– А как вы думаете? – резко ответила графиня. – Мне нужны вы! И больше никто!
– Здесь не место устраивать сцены… – начал герцог.
– Ах, сцены? – перебила его графиня. – Вот как вы со мной разговариваете? Все, Фабиан, довольно! Я устала от ваших бесконечных романов, от вереницы ваших женщин! Я пришла сюда, намереваясь убить это несчастное создание, которое вы пытаетесь соблазнить. Но теперь я передумала. Я убью вас!
Графиня вскинула руку, которую до того прятала в складках своего бального туалета, и в полумраке беседки сверкнул перламутром маленький револьвер.
– Ивонна, будьте благоразумны! – мягко сказал герцог. – Не время и не место устраивать истерики!
Графиня в ответ прицелилась в него.
– Это не истерики, Фабиан! Это любовь! И с вашей смертью мои страдания окончатся!

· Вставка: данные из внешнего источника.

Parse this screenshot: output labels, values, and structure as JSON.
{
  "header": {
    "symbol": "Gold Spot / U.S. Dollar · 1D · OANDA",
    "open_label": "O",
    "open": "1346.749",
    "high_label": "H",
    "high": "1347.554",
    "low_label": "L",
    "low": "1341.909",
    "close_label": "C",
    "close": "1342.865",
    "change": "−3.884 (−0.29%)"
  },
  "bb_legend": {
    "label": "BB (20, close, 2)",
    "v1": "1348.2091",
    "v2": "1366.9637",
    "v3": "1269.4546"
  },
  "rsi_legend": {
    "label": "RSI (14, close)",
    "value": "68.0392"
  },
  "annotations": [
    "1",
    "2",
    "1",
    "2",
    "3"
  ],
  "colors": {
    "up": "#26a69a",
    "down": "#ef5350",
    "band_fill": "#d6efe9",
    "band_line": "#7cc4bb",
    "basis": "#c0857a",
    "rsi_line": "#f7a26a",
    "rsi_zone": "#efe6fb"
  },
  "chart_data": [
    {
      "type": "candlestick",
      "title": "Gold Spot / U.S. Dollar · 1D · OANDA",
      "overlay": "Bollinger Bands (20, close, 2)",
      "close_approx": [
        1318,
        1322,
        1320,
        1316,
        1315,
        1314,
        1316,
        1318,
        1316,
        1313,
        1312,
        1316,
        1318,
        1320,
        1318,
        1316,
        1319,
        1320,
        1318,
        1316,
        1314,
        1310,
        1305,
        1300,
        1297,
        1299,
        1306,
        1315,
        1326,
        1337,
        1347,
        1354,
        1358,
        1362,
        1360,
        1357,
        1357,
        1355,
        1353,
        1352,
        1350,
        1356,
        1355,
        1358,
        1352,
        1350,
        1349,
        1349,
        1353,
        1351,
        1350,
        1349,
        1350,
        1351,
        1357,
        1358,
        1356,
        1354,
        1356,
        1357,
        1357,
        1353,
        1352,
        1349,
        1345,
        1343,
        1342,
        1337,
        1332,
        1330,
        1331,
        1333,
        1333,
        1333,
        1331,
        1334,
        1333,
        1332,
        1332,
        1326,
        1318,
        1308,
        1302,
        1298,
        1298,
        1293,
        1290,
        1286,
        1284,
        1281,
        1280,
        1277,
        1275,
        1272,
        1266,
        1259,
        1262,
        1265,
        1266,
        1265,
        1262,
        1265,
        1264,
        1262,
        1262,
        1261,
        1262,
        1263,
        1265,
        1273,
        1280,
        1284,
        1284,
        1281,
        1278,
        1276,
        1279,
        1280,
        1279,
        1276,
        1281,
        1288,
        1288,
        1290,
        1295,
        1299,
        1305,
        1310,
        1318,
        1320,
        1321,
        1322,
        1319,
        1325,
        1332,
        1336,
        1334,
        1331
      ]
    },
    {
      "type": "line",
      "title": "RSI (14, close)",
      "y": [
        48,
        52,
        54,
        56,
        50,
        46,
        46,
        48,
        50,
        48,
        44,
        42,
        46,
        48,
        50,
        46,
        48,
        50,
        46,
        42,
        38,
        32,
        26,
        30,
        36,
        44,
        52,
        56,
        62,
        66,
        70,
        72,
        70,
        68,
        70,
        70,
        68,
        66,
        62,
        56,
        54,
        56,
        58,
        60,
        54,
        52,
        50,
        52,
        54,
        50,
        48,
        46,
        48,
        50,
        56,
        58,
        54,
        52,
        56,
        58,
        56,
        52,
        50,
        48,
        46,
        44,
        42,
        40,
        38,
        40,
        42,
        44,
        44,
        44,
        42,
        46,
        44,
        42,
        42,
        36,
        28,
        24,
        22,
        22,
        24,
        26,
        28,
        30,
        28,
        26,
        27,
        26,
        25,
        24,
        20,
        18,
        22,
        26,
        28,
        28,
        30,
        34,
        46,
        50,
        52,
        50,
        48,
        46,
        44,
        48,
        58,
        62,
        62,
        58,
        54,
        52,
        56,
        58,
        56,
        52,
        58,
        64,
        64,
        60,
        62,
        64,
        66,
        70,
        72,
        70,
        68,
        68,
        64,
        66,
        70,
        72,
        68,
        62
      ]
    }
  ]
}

В этот миг Лина отчетливо поняла, что несчастная женщина безумна. Она еще утром, когда графиня набросилась на нее в библиотеке, подумала, что Ивонна не в себе. Теперь же она убедилась, что француженка сошла с ума, и, если она говорит, что убьет Фабиана, она это сделает.
Не медля, не тратя времени на размышления, Лина рванулась вперед и заслонила собой герцога в тот самый миг, когда графиня взвизгнула каким-то нечеловеческим голосом:
– Умри, Фабиан! Надеюсь, поцелуй смерти придется тебе по душе! – и нажала на спусковой крючок.
Раздался грохот – Лина думала, что она оглохнет.
Девушку пронзила невыносимая, жгучая боль. Лина вскрикнула – и темнота накрыла ее.
Глава 7
Лина пришла в сознание – словно вырвалась из бесконечного темного тоннеля.
В первые минуты она не могла думать ни о чем, кроме того, что жива и может дышать. Это казалось странным, ведь, помнится, с ней произошло что-то ужасное…
А потом она снова провалилась куда-то во тьму.
Когда Лина вновь пришла в себя, первым, что она услышала, было пение птиц. Рядом кто-то ходил – она слышала шорох одежд и мягкие шаги.
Лина медленно, боясь возвращения боли, открыла глаза.
Комната, в которой она находилась, была ей незнакома. В ней царил полумрак. Лина сперва подумала, что сейчас ночь, но потом сообразила, что темно оттого, что на окнах опущены шторы.
Кто-то наклонился над ней, бережно приподнял ее голову и поднес к губам стакан с питьем. Только теперь Лина заметила, что ей хочется пить и во рту все пересохло.
– Dormez, ma petite ! – сказал добрый, ласковый голос.
Лина восприняла это как приказ, закрыла глаза и снова провалилась в забытье.
Прошло много времени – несколько дней или даже недель, – прежде чем к Лине вернулась способность думать и чувствовать. Ей показалось, что кто-то сильно стиснул ее левую руку. Она попыталась шевельнуть ею и застонала от боли.
Тотчас кто-то очутился возле ее кровати, и тот самый голос, который она слышала, лежа в забытьи, произнес:
– Вы проснулись, мадам? Лина подняла глаза и увидела добродушное лицо, обрамленное монашеским убором.
Как бы отвечая на незаданный вопрос, монахиня сказала:
– Все в порядке. Вам нечего бояться. Опасность миновала.
«Опасность?»– удивилась Лина.
И тут она вспомнила!
Ужасная картина снова встала у нее перед глазами: графиня целится в герцога и визжит: «Умри, Фабиан! Надеюсь, поцелуй смерти придется тебе по душе!»
Потом грохот – и боль…
– Она… она стреляла в меня! – в ужасе прошептала Лина.
– Да, она стреляла в вас, – мягко сказала монахиня, – но, по милосердию Божию, рана оказалась куда менее опасной, чем могла бы быть.
Лина медленно повернула голову, пытаясь разглядеть свое левое плечо. Оно было скрыто под тугой повязкой.
– А… а рука цела? – с испугом спросила она.
Монахиня улыбнулась:
– Цела, цела! Кость не задета. Но пуля засела в мышце, ее пришлось вынимать, так что рана заживет не так быстро, как хотелось бы. Но вы молоды и сильны, и мы молимся за вас…
– Спасибо… – сказала Лина. Монахиня отошла к столу и принесла стакан с питьем. Питье пахло медом и лимоном.